Surtout connu pour être l’ultime film d’Humphrey Bogart, « PLUS DURE SERA LA CHUTE » revu aujourd'hui, semble être une œuvre grandement sous-évaluée. Passant pour un film sur la boxe, c'est en fait beaucoup plus que cela. Et si les séquences sur le ring sont admirablement filmées (elles ont clairement influencé Martin Scorsese, jusqu'aux giclures de sueur à chaque coup porté à la face), le propos des auteurs va bien au-delà de la dénonciation des magouilles des gangsters et profiteurs faisant leur beurre autour de pauvres pugilistes-esclaves.
Le film parle d’un homme à l’automne de sa vie, qui vend son âme au Diable, après avoir résisté pendant plusieurs décennies à la tentation. Se retrouvant chômeur, sans un sou, rejeté par son milieu, il va plonger tête la première dans la corruption et la saloperie humaine, jusqu'à ce qu'elles le submergent.

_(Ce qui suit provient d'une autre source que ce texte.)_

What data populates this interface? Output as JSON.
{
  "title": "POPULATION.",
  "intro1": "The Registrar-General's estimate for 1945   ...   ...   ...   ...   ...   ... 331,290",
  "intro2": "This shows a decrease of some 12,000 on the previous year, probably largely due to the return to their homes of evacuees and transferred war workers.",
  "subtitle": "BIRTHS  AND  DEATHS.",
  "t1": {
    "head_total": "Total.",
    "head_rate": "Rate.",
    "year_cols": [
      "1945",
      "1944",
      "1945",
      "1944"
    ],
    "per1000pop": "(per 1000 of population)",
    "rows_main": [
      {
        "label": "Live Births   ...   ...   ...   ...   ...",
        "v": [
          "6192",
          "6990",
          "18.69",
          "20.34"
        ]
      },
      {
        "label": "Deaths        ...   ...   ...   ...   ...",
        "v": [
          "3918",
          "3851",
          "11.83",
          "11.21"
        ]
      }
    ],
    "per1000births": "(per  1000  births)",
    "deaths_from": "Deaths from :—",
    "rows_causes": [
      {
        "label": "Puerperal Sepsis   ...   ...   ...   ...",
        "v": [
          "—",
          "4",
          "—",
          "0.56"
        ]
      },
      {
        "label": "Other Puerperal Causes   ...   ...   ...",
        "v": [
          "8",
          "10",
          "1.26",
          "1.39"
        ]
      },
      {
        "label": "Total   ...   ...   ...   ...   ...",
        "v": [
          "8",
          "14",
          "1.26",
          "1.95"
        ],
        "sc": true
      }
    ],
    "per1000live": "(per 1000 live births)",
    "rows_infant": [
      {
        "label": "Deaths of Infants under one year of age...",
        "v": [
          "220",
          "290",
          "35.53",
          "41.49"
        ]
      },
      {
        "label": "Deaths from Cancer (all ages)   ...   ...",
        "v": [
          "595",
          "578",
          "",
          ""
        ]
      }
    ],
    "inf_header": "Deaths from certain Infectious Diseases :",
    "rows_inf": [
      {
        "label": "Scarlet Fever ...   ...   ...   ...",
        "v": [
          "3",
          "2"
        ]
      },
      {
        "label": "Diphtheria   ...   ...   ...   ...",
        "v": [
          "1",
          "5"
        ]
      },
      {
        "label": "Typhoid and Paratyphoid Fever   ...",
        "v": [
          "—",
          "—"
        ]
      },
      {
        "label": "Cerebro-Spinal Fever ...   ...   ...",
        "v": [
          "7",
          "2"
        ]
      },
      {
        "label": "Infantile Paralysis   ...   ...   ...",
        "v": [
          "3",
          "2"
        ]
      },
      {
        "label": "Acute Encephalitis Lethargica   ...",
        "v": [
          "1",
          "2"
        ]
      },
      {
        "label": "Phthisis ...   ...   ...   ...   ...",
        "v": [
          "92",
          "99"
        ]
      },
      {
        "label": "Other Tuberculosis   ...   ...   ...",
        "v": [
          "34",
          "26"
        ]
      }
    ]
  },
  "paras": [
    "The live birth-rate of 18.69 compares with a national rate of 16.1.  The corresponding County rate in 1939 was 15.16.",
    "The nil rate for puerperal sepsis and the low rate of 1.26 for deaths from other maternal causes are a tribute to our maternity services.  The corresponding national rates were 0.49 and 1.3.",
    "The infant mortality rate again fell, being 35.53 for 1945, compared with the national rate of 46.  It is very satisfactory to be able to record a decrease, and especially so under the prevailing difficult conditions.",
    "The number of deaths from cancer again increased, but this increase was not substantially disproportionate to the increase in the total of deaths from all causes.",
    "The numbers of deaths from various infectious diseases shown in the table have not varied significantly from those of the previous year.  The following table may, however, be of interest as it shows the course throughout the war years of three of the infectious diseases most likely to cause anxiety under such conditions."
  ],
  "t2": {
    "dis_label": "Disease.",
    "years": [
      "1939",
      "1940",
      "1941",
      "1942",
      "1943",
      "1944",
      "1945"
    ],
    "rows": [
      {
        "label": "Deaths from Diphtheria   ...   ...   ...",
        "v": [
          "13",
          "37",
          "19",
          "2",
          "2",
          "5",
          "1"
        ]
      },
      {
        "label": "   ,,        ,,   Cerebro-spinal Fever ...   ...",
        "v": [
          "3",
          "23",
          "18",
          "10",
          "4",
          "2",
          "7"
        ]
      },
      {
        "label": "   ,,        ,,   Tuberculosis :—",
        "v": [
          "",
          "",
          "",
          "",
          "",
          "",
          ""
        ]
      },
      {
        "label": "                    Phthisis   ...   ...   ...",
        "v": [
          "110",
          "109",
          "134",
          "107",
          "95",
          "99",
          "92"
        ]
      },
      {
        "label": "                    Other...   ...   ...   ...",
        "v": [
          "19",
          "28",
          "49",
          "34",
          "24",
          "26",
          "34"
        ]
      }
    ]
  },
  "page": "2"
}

Le film est lourd de symboles, chaque personnage est ‘bigger than life’ : le bon géant venu d’Argentine, incapable de se battre mais propulsé champion représente l’innocence et la jeunesse envolées de Bogie, le manager n’est autre qu’un Satan rondouillard et vorace étranger à tout sentiment humain. L’épouse du héros est bien sûr sa mauvaise conscience qu'il fera taire jusqu'au bout. Enfin – pas tout à fait.
C'est un film âpre, brutal, sans faux-fuyants ni folklore, au moins aussi dur que le fut « NOUS AVONS GAGNÉ CE SOIR » avant lui, mais encore plus incisif et désabusé. C'est avec stupeur que nous voyons Bogart s’enferrer dans la fange et le déni de lui-même et avec un réel soulagement qu’on le verra racheter son âme pour 26.000 $. On n’aime pas voir les légendes foulées au pied ! L’acteur visiblement fatigué et usé, offre une prestation sobre, dénuée de tics, très émouvante. Face à lui, Rod Steiger dans un de ses meilleurs rôles, crève l’écran en pourri d’anthologie. Enjôleur, gueulard, cannibale, il compose un méchant qu’on n’est pas près d’oublier. Jan Sterling apparaît assez peu, mais se montre très crédible en épouse stoïque et digne. Tous les seconds rôles sont parfaitement à leur place.
Le démontage manifestement très documenté des rouages du milieu de la boxe est déjà fascinant en soi, et suffirait à faire de « PLUS DURE SERA LA CHUTE » un grand film. Mais c'est le portrait d’un homme au bord du gouffre qui touche le plus. Le fait que ce soit la dernière apparition de Bogart n’est pas pour rien dans l’émotion que génère cet ultime plan devant sa machine à écrire rédemptrice. Très beau film.